Relativamente al dominio web, l’Internet Corporation for Assigned Names and Numbers (ICANN) ha già formalmente accettato la legittimità del dominio .scot che probabilmente sarà quello designato in caso di indipendenza. Non fosse altro per il fatto che .sc è già il dominio delle Seychelles e .sl è già quello della Sierra Leone.

Se vincessero, probabilmente sì, anche se il referendum scozzese è perfettamente legale, avendo ricevuto l’assenso reale il 7 agosto 2013, laddove non lo sarà il referendum del prossimo 4 novembre – se mai si terrà – sull’indipendenza della Catalogna dalla Spagna e anche un eventuale referendum per l’uscita dall’euro dell’Italia non lo sarebbe, in quanto la Costituzione italiana esclude i trattati internazionali tra le materie potenzialmente oggetto di consultazione referendaria.

Tuttavia è un altro l’aspetto importante da considerare: l’indipendenza così come la vuole Salmond assomiglia molto alla forte devolution promessa in un «patto a tre» dai leader dei tre principali partiti britannici, Cameron, Miliband e Clegg il giorno prima (non a caso) del dibattito televisivo tra i leader referendari scozzesi. È un patto che, di fatto, dà alla Scozia ulteriore autonomia fiscale e legislativa.

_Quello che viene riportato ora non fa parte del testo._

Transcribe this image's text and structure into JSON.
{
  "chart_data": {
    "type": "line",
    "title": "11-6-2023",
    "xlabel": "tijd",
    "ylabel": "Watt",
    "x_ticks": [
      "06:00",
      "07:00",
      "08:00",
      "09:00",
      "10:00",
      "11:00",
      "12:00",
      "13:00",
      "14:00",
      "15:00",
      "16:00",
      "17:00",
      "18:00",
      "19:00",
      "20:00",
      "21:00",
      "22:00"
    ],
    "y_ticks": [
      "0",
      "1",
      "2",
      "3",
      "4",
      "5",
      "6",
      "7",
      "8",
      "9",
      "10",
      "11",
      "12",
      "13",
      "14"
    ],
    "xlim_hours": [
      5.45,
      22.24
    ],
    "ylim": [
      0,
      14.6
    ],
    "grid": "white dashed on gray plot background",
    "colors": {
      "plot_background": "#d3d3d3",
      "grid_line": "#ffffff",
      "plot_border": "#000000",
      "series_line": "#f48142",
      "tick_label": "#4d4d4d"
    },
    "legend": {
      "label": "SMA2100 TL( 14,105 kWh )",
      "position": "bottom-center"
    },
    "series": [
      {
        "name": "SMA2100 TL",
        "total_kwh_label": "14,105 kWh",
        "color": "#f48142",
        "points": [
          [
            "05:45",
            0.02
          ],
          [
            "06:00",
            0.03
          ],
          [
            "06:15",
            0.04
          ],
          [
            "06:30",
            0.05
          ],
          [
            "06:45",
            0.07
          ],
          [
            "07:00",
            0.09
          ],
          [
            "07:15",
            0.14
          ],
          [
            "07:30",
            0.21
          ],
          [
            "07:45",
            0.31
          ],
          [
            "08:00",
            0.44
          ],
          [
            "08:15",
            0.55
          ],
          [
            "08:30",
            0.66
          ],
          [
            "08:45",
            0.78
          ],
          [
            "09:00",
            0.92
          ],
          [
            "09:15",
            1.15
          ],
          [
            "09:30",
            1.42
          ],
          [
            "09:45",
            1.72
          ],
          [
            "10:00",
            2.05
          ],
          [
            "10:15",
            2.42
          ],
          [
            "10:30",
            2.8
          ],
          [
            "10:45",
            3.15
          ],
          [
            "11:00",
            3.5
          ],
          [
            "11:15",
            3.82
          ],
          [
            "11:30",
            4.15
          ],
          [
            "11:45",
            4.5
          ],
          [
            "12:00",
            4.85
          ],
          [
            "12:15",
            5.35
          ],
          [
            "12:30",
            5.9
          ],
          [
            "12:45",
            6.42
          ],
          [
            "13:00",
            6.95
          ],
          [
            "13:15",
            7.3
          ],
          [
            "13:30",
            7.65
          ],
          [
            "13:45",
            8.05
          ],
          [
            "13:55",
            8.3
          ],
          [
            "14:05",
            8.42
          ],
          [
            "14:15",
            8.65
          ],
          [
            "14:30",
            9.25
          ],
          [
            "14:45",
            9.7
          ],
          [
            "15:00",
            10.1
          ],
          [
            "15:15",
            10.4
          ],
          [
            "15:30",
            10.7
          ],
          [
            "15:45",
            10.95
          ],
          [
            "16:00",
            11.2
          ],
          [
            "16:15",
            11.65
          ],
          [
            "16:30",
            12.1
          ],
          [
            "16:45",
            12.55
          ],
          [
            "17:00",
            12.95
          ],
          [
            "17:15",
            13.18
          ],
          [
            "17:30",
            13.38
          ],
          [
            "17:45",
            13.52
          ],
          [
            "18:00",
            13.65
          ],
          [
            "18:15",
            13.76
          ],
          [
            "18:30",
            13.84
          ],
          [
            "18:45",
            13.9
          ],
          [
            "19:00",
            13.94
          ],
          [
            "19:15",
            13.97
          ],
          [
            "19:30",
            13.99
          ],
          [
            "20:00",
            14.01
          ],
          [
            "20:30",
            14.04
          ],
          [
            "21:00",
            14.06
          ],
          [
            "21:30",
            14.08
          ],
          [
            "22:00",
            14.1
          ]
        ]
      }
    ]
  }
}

In pratica, indipendentemente dal risultato del 18 settembre, i nazionalisti scozzesi hanno già ottenuto una mezza vittoria già solo promuovendo il referendum. Certo, in caso di una vittoria del No rimarrebbero sul tappeto la questione del petrolio e quella del nucleare, ma se la sconfitta degli indipendentisti fosse di misura, come i sondaggi di questi giorni suggeriscono, potrebbe anche essere argomento di ulteriori negoziazioni. In altre parole, la Scozia ha già dimostrato che alzare la voce paga.